Quantifying chaos using Lagrangian descriptors

TL;DR

This paper introduces simple, efficient methods using Lagrangian descriptors to quantify chaos in low-dimensional dynamical systems, achieving high accuracy with less computational effort than established techniques.

Contribution

The paper proposes two novel chaos indicators based on Lagrangian descriptors, validated against SALI, and demonstrates their effectiveness on short time scales with reduced computational cost.

Findings

Indicators correctly classify chaos with over 90% accuracy

Short time, coarse grid LD computations are sufficient

Methods reveal detailed phase space structure

Abstract

We present and validate simple and efficient methods to estimate the chaoticity of orbits in low dimensional dynamical systems from computations of Lagrangian descriptors (LDs) on short time scales. Two quantities are proposed for determining the chaotic or regular nature of orbits in a system's phase space, which are based on the values of the LDs of these orbits and of nearby ones: The difference (DNLD) and ratio (RNLD) of neighboring orbits' LDs. We find that, typically, these indicators are able to correctly characterize the chaotic or regular nature of orbits to better than 90 % agreement with results obtained by implementing the Smaller Alignment Index (SALI) method, which is a well established chaos detection technique.
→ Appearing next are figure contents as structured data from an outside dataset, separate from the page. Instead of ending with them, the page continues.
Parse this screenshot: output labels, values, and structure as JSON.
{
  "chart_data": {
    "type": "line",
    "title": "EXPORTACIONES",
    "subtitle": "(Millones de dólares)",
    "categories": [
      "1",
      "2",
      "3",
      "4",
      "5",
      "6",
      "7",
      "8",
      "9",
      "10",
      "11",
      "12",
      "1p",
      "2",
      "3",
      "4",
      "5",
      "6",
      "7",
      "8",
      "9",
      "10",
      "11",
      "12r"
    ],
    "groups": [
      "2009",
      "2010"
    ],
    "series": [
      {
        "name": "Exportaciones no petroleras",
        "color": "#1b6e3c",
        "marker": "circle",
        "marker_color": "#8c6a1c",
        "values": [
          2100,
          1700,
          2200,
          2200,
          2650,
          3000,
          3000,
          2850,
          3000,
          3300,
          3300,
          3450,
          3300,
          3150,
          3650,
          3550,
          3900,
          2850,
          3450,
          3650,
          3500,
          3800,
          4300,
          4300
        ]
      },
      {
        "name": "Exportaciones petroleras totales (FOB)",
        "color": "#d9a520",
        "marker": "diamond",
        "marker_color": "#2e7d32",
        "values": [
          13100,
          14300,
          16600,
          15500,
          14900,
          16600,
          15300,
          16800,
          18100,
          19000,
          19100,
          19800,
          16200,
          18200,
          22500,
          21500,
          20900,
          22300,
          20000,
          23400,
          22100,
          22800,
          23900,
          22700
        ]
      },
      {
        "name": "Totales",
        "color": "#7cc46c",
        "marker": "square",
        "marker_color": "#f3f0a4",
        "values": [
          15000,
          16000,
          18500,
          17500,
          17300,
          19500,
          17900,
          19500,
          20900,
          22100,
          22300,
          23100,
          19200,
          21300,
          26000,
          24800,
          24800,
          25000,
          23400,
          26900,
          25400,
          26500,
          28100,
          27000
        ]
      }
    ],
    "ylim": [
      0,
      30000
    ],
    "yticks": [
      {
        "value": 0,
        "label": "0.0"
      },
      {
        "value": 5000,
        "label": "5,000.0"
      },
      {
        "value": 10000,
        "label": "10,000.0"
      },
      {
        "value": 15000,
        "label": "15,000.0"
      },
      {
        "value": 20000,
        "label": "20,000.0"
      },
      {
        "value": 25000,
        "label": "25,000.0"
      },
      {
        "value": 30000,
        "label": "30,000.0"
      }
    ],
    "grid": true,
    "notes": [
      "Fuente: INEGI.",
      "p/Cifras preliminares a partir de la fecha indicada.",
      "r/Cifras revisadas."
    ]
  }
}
Further investigating the performance of the two introduced quantities we discuss the effects of the total integration time and of the spacing between the used neighboring orbits on the accuracy of the methods, finding that even typical short time, coarse grid LD computations are sufficient to provide a reliable quantification of a system's chaotic component, using less CPU time than the SALI. In addition to quantifying chaos, the introduced indicators have the ability to reveal details about the systems' local and global chaotic phase space structure. Our findings clearly suggest that LDs can also be used to quantify and investigate chaos in continuous and discrete low dimensional dynamical systems.